HR Management & Compliance

Tame Turnover with Low-Cost Work/Life Balance Programs

In yesterday’s Advisor, we offered tips for reducing turnover and increasing productivity. Today, the rest of the story, plus good news about job descriptions.

[Go here for steps 1 to 5]

Step 6: Communicate with your employees

Communication is critical for reducing turnover. Remember that communication needs to go both ways. You need to share and to listen.

Employees want to know what’s happening with their company, what the challenges are, what the successes are. Many organizations are sharing more details about their financial performance than ever before.

And then employees want to be listened to.  It’s a sign of being respected and valued. One recent survey indicates that a major source of employee dissatisfaction is the feeling that the organization won’t listen and doesn’t care.

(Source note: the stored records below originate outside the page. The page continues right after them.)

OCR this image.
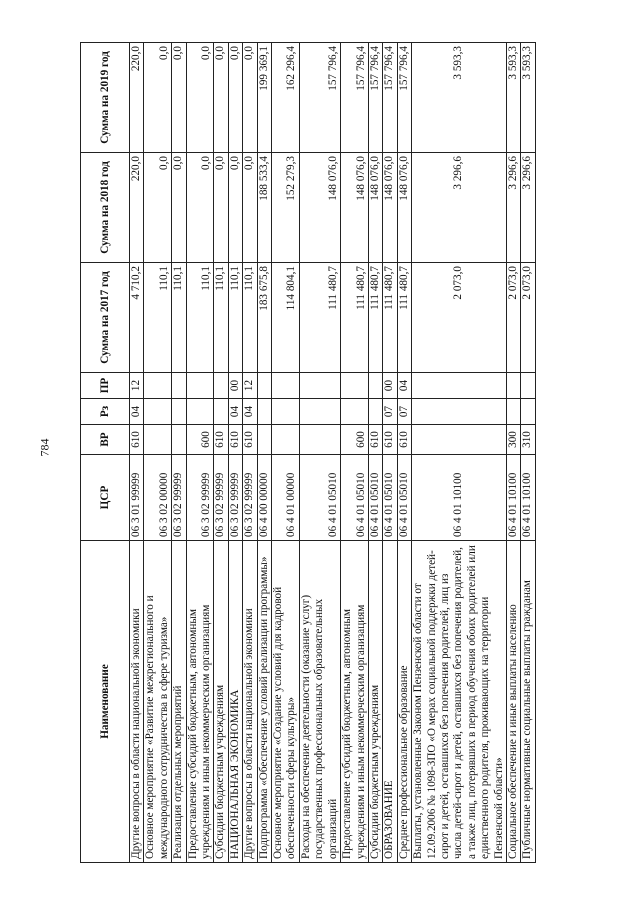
784
Наименование	ЦСР	ВР	Рз	ПР	Сумма на 2017 год	Сумма на 2018 год	Сумма на 2019 год
Другие вопросы в области национальной экономики	06 3 01 99999	610	04	12	4 710,2	220,0	220,0
Основное мероприятие «Развитие межрегионального и международного сотрудничества в сфере туризма»	06 3 02 00000				110,1	0,0	0,0
Реализация отдельных мероприятий	06 3 02 99999				110,1	0,0	0,0
Предоставление субсидий бюджетным, автономным учреждениям и иным некоммерческим организациям	06 3 02 99999	600			110,1	0,0	0,0
Субсидии бюджетным учреждениям	06 3 02 99999	610			110,1	0,0	0,0
НАЦИОНАЛЬНАЯ ЭКОНОМИКА	06 3 02 99999	610	04	00	110,1	0,0	0,0
Другие вопросы в области национальной экономики	06 3 02 99999	610	04	12	110,1	0,0	0,0
Подпрограмма «Обеспечение условий реализации программы»	06 4 00 00000				183 675,8	188 533,4	199 369,1
Основное мероприятие «Создание условий для кадровой обеспеченности сферы культуры»	06 4 01 00000				114 804,1	152 279,3	162 296,4
Расходы на обеспечение деятельности (оказание услуг) государственных профессиональных образовательных организаций	06 4 01 05010				111 480,7	148 076,0	157 796,4
Предоставление субсидий бюджетным, автономным учреждениям и иным некоммерческим организациям	06 4 01 05010	600			111 480,7	148 076,0	157 796,4
Субсидии бюджетным учреждениям	06 4 01 05010	610			111 480,7	148 076,0	157 796,4
ОБРАЗОВАНИЕ	06 4 01 05010	610	07	00	111 480,7	148 076,0	157 796,4
Среднее профессиональное образование	06 4 01 05010	610	07	04	111 480,7	148 076,0	157 796,4
Выплаты, установленные Законом Пензенской области от 12.09.2006 № 1098-ЗПО «О мерах социальной поддержки детей-сирот и детей, оставшихся без попечения родителей, лиц из числа детей-сирот и детей, оставшихся без попечения родителей, а также лиц, потерявших в период обучения обоих родителей или единственного родителя, проживающих на территории Пензенской области»	06 4 01 10100				2 073,0	3 296,6	3 593,3
Социальное обеспечение и иные выплаты населению	06 4 01 10100	300			2 073,0	3 296,6	3 593,3
Публичные нормативные социальные выплаты гражданам	06 4 01 10100	310			2 073,0	3 296,6	3 593,3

Setting up listening systems isn’t hard. Consider the following:

  • Suggestion boxes, either physical or on line
  • Meetings/briefings
  • Newsletters/Blogs
  • Employee committees/task forces

As one expert recommends, practice MBWA—”Management By Wandering Around.” Ask questions such as, What can I or the organization do to make your job easier … better? How can we create a better experience for you?

Caveat: Don’t just listen, follow up. Check what you said you would check, and find out what you agreed to find out.


Your job descriptions are already written and keyed onto CD format. Thousands of HR managers have depended on the print version of this product—now they’re flocking to get SmartJobs on CD! Try it at no cost or risk. Go here for info.


Step 7: Facilitate work/life balance

What you are able to do differs from business to business, but in most cases you can at least offer some flexibility. The good news? These ideas don’t cost much. Consider:

  • Crosstraining: Crosstraining makes it relatively easy for employees to take on each others’ work
  • Job sharing: Split a job, alternate days or weeks or half days. “Pass-off” is often the challenge. Work out a reasonable system.
  • Telecommuting: This arrangement is easier and easier with phone and computer meeting software.
  • Flexible scheduling: With most flex programs, core hours are set so that it’s easy to set meetings. You probably actually need some people to work late or come in early to deal with customers in different time zones.
  • Flex by days or hours: In some situations, it’s easy to let people choose their own schedules; in others, not so much so. Before you let people start new schedules, think about what sort of precedent you are setting.
  • Compressed work week: Employees may want to work 4 10-hour days or 3 12’s.

Where’s the first stop in offering work/life balance benefits? That’s simple—the job description. What are the essential functions? Can the job be flexed? Can a person in this job telecommute? Can the job be shared? Can the person work four ten-hour days? Three twelves? It’s all there in the job description.

If only all your job descriptions were all well-written, attorney-checked, and up-to-date … Actually, they are.

BLR has now released its collection of 500 job descriptions, formerly only available in the classic, but shelf-filling, Job Descriptions Encyclopedia, in a program called SmartJobs on CD. That’s cause for celebration—your job descriptions are a click away from being done.

And we’re talking virtually all of them, covering every common position in any organization, from receptionist right up to president. They are all there in BLR’s SmartJobs.


Throw your keyboard away—More than 500 prewritten, legally reviewed job descriptions ready at the click of your mouse. Use as is—or easily modify, save, and print. Pay grades are already attached. Try BLR’s remarkable SmartJobs program at no cost. Click here to learn more


These are descriptions you can depend on. Our collection has been constantly refined and updated over time, with descriptions revised or added each time the law, technology, or the way business is done changes. 

Revised for the ADA, Pay Grades Added

BLR editors have taken apart every one of the 500 descriptions and reassembled them to be ADA-compliant. And now they’ve added pay grades for each job, based on BLR’s annual surveys of exempt and nonexempt compensation, as well as other data.

According to our customers, this is an enormous timesaver, enabling them to make compensation decisions even as they define the position.
SmartJobs also includes an extensive tutorial on setting up a complete job descriptions program, as well as how to encourage participation from all parts of the organization. That includes top management, employees, and any union or other collective-bargaining entity.

Twice-Yearly Updates, No Additional Cost

Very important these days are the updates included in the program as a standard feature—essential at a time of constantly changing laws and yes, emerging technologies. And the cost of the program is extremely reasonable, averaging less than 66 cents per job description … already written, legally reviewed, and ready to adapt or use as-is.